On Friday, August 5, Mayor Pat Burt participated in phase one of a massive flood-control project along the San Francisquito Creek that is designed to provide more than 5,700 homes and businesses in Palo Alto, East Palo Alto and Menlo Park with 100-year creek flood protection.
Mayor Burt was joined by officials from the San Francisquito Creek Joint Powers Authority (SFCJPA), members of the state Senate and Assembly, and the U.S. Fish and Wildlife Service as the groundbreaking ceremony took place atop a levee at Friendship Bridge in East Palo Alto.
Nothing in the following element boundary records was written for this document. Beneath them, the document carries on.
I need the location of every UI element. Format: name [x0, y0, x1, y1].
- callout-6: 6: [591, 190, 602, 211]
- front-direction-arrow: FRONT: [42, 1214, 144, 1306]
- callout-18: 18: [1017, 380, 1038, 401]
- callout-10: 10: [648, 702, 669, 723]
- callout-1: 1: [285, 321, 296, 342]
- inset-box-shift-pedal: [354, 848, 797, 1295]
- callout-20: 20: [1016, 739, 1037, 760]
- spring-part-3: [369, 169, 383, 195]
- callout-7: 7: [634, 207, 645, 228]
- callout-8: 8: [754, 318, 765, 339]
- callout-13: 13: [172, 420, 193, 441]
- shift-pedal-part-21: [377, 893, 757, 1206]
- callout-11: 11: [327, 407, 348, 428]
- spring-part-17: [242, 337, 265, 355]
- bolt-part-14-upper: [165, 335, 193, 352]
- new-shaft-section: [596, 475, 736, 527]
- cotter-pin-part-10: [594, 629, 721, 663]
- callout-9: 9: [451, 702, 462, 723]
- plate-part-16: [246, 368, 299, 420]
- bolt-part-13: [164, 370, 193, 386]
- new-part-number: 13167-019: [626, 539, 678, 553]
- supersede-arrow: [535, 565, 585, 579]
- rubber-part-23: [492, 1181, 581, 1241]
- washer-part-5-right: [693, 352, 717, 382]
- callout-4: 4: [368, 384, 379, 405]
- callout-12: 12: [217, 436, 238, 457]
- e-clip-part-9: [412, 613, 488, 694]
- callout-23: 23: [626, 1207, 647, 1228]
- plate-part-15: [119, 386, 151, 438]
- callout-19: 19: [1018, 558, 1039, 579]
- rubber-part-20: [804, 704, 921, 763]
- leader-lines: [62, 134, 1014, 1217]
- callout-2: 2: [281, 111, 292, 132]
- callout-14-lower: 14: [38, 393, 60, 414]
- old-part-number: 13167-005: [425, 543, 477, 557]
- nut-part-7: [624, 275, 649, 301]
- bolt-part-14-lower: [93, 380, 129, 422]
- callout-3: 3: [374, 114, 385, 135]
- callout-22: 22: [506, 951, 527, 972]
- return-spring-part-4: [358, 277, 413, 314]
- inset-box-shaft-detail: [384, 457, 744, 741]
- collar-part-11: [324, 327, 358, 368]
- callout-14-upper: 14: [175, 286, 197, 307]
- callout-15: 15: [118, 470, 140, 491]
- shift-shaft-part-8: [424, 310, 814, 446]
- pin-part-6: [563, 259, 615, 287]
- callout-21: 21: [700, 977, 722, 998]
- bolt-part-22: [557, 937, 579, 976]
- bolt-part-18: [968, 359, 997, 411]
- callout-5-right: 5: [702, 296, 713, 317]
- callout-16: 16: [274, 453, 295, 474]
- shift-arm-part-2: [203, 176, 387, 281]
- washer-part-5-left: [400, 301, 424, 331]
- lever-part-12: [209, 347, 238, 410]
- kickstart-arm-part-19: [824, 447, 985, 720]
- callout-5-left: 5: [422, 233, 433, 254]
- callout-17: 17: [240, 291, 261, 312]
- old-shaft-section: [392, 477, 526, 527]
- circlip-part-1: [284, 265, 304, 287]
The $41.35 million project's first phase spans a 1.5 mile area along the creek from the San Francisco Bay to U.S. Highway 101 that was heavily damaged in the 1998 flood. Following the devastating flooding, officials in Palo Alto, East Palo Alto, Menlo Park, Santa Clara and San Mateo counties, and the Santa Clara Valley Water District and the San Mateo County Flood Control District formed the Joint Powers Authority (JPA) to work on a solution.
The work in phase one is expected to take two years and includes:
• New floodwalls near private property constraining the channel
• Widening the channel by building a new levee through the Palo Alto Golf Course
• Rebuilding the existing levee adjacent to East Palo Alto homes
• Excavating decades of sediment buildup in the channel
"The project has been decades in the works and is the first in the country to address 100-year flood protection with sea-level rise, and it is a model for other projects," said Burt.
Phase two of the SFCJPA Flood Protection Project could include bridge replacements, channel widening and underground flood walls. A draft Environmental Impact Report for this phase is scheduled for release and public comment next year.